Northern Wyoming News - Serving the Big Horn Basin for over 100 years

By Karla Pomeroy

Game and Fish trap bear getting into dumpsters


September 19, 2019

TEN SLEEP — A bear that had been relocated from the Sheridan area was trapped in Tensleep Canyon recently.

According to Ten Sleep Game Warden Tom DeSomber, trapping a bear is a final solution for the agency. He said there are many other things they attempt to do before deciding to trap a bear.

He said this particular bear was getting into people’s trash who live in Tensleep Canyon. He said they work with people in the area to make sure the trash is secure. He said it is not unusual at this time of year for bears to be in Tensleep Canyon. He noted bears at this time are “really hungry” and looking for food in preparation for hibernation, which usually occurs in November.

“Their whole goal right now is to get food,” he said.

He said bears that continually use trash food or fruit orchards for a steady food source become too familiar with humans.

The best thing for bears and people are to follow a few simple rules, DeSomber said, adding that Wyoming is bear country.

He said securing trash and keeping lids on dumpsters is one main tip that was not occurring prior to the bear’s arrival.

As for the bear, he was found in the trap on Monday, Sept. 9. DeSomber noted that since the bear had been previously relocated “he had his one chance” adding that is not something Game and Fish likes to do but at times they have had to euthanize a problem bear.

DeSomber said he has also heard reports of a bear south of Ten Sleep but he believes it was the same bear.

Why bears are looking for food in trash, DeSomber said he does not know, but noted that there are not as many berries as there have been in other years in Tensleep Canyon. “That might have something to do with it.
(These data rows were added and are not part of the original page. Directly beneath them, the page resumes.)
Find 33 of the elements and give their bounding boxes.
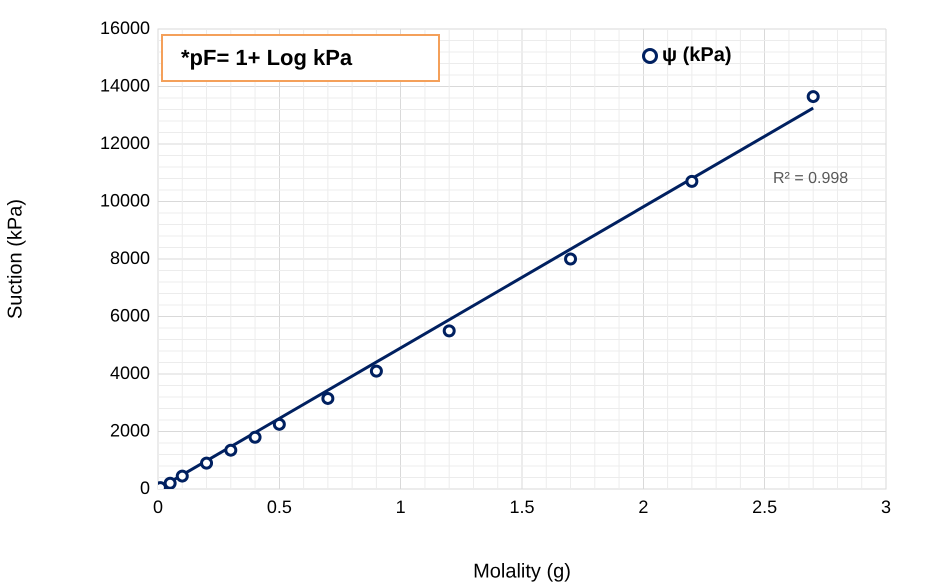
x-tick-label: 2 xyxy=(638,496,648,517)
point xyxy=(370,364,383,378)
legend-label: ψ (kPa) xyxy=(662,44,732,67)
x-tick-label: 1.5 xyxy=(509,496,535,517)
point xyxy=(442,324,456,338)
x-tick-label: 1 xyxy=(396,496,406,517)
x-axis-title: Molality (g) xyxy=(473,560,571,583)
point xyxy=(806,90,820,104)
y-tick-label: 16000 xyxy=(100,18,150,38)
y-tick-label: 8000 xyxy=(110,248,150,268)
x-tick-label: 0 xyxy=(152,496,164,517)
x-tick-label: 3 xyxy=(880,496,892,517)
text-box: *pF= 1+ Log kPa xyxy=(161,34,440,82)
y-tick-label: 12000 xyxy=(100,132,150,153)
point xyxy=(685,174,698,188)
x-tick-label: 0.5 xyxy=(266,496,292,517)
point xyxy=(224,444,238,457)
annotation: R² = 0.998 xyxy=(773,170,848,188)
y-tick-label: 14000 xyxy=(100,75,150,96)
point xyxy=(564,252,578,266)
y-tick-label: 4000 xyxy=(110,362,150,383)
point xyxy=(272,418,286,431)
y-tick-label: 6000 xyxy=(110,305,150,326)
point xyxy=(164,476,177,489)
y-tick-label: 10000 xyxy=(100,190,150,210)
x-tick-label: 2.5 xyxy=(752,496,778,517)
point xyxy=(200,456,214,470)
point xyxy=(321,392,334,405)
y-tick-label: 2000 xyxy=(110,420,150,440)
point xyxy=(248,430,262,444)
y-axis-title: Suction (kPa) xyxy=(4,198,27,320)
point xyxy=(176,470,189,483)
y-tick-label: 0 xyxy=(140,478,150,498)
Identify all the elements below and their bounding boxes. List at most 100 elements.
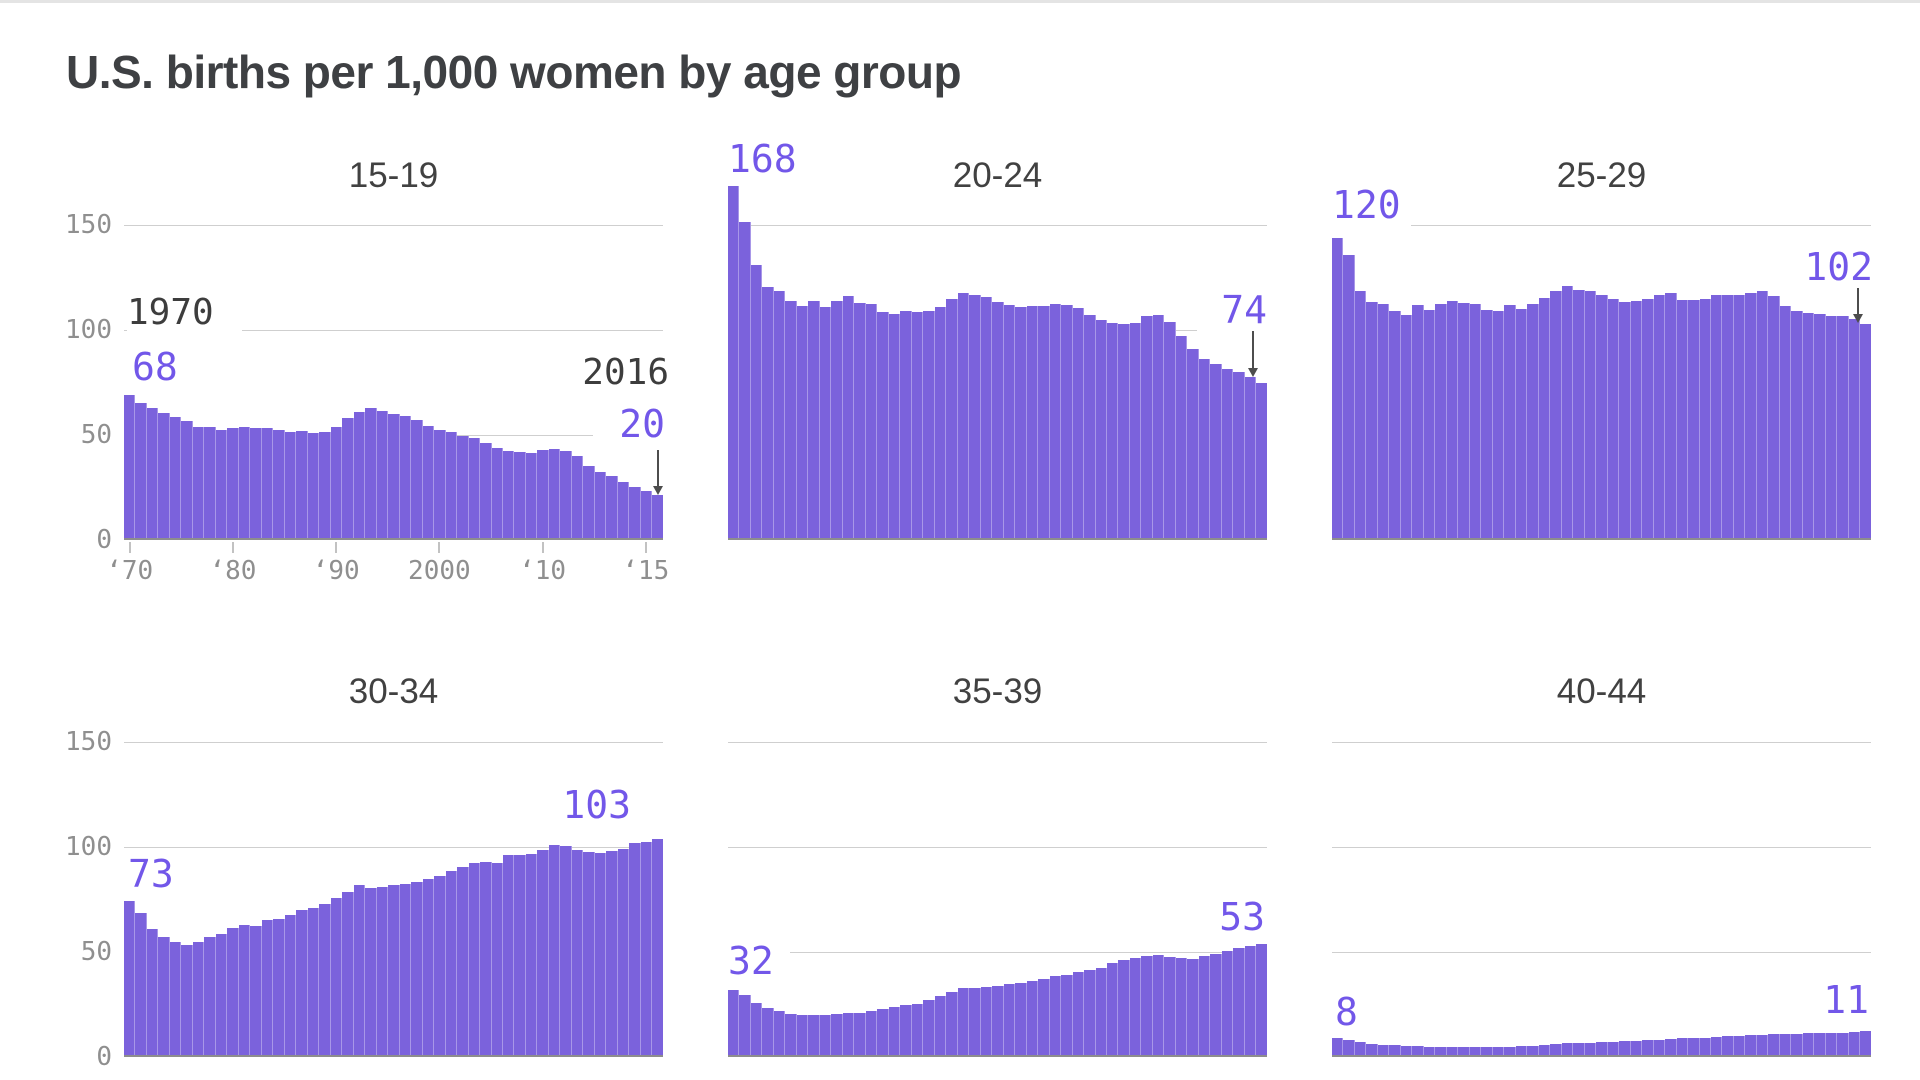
bar <box>1458 302 1470 538</box>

Usually this time of year there are a ton of chokecherries.”



The Wyoming Game and Fish website offers several tips for those living in bear country.

Some include:

•Garbage should be stored where bears can neither smell nor gain access to it: either in a bear-resistant container or inside a building bears can’t get into. Use outside garbage cans for non-food items only. Haul garbage to an approved disposal site as often as possible, but at least once a week, to avoid build-up of odors.

•Fruit trees attract bears, especially when wild foods are scarce. Electric fencing is the most effective way to keep bears out of orchards. Pick all fruit from trees and the ground as soon as possible; do not leave fruit through the fall.

•Vegetable and flower gardens also attract bears. Gardens should be located away from forests or shrubs, which bears use for security and travel. Bears will dig up carrots and bulbs, so electric fencing is a good idea.

•Composting is not recommended, because the odors attract bears. If you do compost, use an electric fence or enclosed, bear-resistant composter. Don’t put meat, grease, or bones in a compost pile.

•Livestock and poultry feed, along with pet food, should be stored in bear-resistant containers – such as a 55-gallon drum with a lid that seals – preferably inside a sturdy building that bears can’t get into.

•Bird feeders can also attract bears. Feed suet only during the winter months, and suspend hummingbird feeders out of reach of bears – at least 10 feet off the ground and 4 feet away from any tree trunk or pole.